Blackley, who is separated from her husband, says she has about 40 hives, or colonies, though her income isn't generated from the all-important pollination process. Blackley doesn't charge pollination fees to farmers; that's a free service she provides in exchange for keeping the bees on their property. Her income is derived from selling honey and honey products.

The honey won't be extracted for the once-a-year harvest until sometime this month. "When I first started keeping bees, you would get a tremendous honey flow; now the honey flow has tapered off," she says. Each hive produces about 180 pounds of honey.

Colonies regularly die out and have to be replaced with new bees, she says. One colony died of starvation last winter when the bees stopped eating to cluster around their queen to keep her warm -- providing a core that can reach 92 degrees. "It was so cold that they couldn't break cluster," Blackley says.

Others succumb to a phenomenon known as Colony Collapse Disorder, which affects bees throughout the United States. "Your hives will look fine and you'll come back two weeks later and there are no bees," she explains.

With warmer weather, Blackley is back, making a home for a new queen bee she's obtained from a breeder. She works efficiently and barely reacts when she's stung by a bee. Using a corkscrew, she pulls the stopper from the small box that holds the new queen, the bee upon which the whole enterprise rests.

As the queen releases pheromones, a chemical substance that makes the bees react instinctively, they fan their wings. Each worker -- all females, Blackley notes -- will produce one-twelfth of a teaspoon of honey in its brief, six-week life (queen bees can live for years).

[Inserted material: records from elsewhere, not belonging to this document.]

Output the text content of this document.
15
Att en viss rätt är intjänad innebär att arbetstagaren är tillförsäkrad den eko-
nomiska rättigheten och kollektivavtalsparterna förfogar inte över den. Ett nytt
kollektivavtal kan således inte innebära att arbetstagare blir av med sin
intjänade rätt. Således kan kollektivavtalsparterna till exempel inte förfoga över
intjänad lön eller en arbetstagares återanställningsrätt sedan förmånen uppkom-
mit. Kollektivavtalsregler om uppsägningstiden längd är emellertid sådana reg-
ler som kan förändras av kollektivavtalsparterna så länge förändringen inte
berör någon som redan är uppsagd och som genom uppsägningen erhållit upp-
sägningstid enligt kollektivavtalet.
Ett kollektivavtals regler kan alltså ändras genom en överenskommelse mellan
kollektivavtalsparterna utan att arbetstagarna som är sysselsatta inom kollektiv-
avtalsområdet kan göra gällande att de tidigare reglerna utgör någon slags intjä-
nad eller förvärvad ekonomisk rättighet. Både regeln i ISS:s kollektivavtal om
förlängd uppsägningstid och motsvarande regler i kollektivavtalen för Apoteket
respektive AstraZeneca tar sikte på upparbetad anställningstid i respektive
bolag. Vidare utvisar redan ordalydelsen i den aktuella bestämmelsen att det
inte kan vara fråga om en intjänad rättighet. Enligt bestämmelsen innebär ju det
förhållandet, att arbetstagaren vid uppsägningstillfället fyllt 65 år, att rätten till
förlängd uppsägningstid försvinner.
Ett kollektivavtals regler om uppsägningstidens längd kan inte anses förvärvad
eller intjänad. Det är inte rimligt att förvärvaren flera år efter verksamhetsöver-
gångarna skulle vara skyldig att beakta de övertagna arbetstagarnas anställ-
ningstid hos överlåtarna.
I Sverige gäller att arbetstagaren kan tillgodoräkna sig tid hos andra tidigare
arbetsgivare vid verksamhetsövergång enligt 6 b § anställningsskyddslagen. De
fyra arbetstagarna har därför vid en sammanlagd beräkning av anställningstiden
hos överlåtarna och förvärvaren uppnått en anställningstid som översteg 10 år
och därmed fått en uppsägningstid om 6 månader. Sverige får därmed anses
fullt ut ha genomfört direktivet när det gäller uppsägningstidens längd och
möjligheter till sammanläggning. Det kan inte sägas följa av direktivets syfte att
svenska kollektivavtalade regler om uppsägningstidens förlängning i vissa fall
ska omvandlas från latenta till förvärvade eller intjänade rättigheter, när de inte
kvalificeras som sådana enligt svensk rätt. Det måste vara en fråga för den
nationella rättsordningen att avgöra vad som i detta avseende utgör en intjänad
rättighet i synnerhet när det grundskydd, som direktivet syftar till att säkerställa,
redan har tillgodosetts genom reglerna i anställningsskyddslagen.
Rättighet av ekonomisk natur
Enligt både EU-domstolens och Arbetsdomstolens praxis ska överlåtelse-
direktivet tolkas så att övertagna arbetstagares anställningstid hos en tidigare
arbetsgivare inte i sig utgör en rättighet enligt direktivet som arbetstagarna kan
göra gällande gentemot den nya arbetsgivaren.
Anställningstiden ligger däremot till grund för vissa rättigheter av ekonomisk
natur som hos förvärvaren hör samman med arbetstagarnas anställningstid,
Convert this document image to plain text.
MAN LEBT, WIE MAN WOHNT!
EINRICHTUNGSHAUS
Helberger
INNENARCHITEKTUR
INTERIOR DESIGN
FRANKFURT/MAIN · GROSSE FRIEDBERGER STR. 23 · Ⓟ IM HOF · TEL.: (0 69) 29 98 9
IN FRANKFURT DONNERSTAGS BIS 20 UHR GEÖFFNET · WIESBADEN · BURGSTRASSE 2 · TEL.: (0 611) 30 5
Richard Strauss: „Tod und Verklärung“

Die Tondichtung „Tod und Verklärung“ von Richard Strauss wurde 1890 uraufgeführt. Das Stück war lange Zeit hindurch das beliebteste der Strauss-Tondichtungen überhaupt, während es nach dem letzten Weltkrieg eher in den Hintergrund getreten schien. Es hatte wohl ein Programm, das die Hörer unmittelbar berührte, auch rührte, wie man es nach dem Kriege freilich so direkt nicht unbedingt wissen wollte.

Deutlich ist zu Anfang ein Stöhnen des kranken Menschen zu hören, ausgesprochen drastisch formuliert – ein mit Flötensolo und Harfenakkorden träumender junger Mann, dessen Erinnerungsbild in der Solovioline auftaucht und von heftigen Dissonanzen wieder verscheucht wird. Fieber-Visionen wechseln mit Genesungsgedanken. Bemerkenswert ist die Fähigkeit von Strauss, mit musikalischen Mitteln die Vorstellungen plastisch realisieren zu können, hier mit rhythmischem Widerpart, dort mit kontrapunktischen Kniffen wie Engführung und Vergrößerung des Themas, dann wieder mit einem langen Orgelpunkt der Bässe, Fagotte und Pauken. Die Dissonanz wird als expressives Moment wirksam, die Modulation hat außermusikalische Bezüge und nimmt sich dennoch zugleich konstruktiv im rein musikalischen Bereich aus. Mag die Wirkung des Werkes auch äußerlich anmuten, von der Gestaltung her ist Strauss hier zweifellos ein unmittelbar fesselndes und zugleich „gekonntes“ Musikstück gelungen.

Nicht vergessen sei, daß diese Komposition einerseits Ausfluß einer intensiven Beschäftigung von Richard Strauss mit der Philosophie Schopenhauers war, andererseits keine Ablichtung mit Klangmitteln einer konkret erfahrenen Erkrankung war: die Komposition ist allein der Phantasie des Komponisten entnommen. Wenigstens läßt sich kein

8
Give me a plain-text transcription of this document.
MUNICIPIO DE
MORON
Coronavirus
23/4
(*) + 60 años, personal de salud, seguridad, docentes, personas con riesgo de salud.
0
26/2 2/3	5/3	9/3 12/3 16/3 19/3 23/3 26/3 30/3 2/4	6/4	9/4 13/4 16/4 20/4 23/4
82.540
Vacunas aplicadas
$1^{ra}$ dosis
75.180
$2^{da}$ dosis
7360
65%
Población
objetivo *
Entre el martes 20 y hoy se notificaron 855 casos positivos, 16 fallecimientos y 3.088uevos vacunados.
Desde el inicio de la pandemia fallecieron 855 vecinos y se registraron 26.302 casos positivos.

However, only one queen bee lays the eggs that can swell the population of the hive up to 60,000 bees by summer.

"That's all it takes," Blackley says, "just the right woman."

 

 

HONEY FOR SALE

Here are some places where honey harvested on Long Island is sold.

Thursdays -- Montauk Farmers Market 9 a.m. to 2 p.m., Montauk Village Green, through Oct. 9

Fridays -- The East Hampton Farmers Market 9 a.m. to 1 p.m., parking lot of Nick and Toni's, 136 N. Main St., East Hampton, through Aug. 29

Saturdays -- Westhampton Beach parking lot near Westhampton Historical Society, 9 a.m. to 1 p.m., through Nov. 22

Sundays -- Southampton Farmers Market, east side of the old Parrish Art Museum, Jobs Lane, 9 a.m. to 2 p.m., through Oct. 12

The Long Island Beekeepers Club, at longislandbeekeepers.org, also has a list of local beekeepers who sell honey.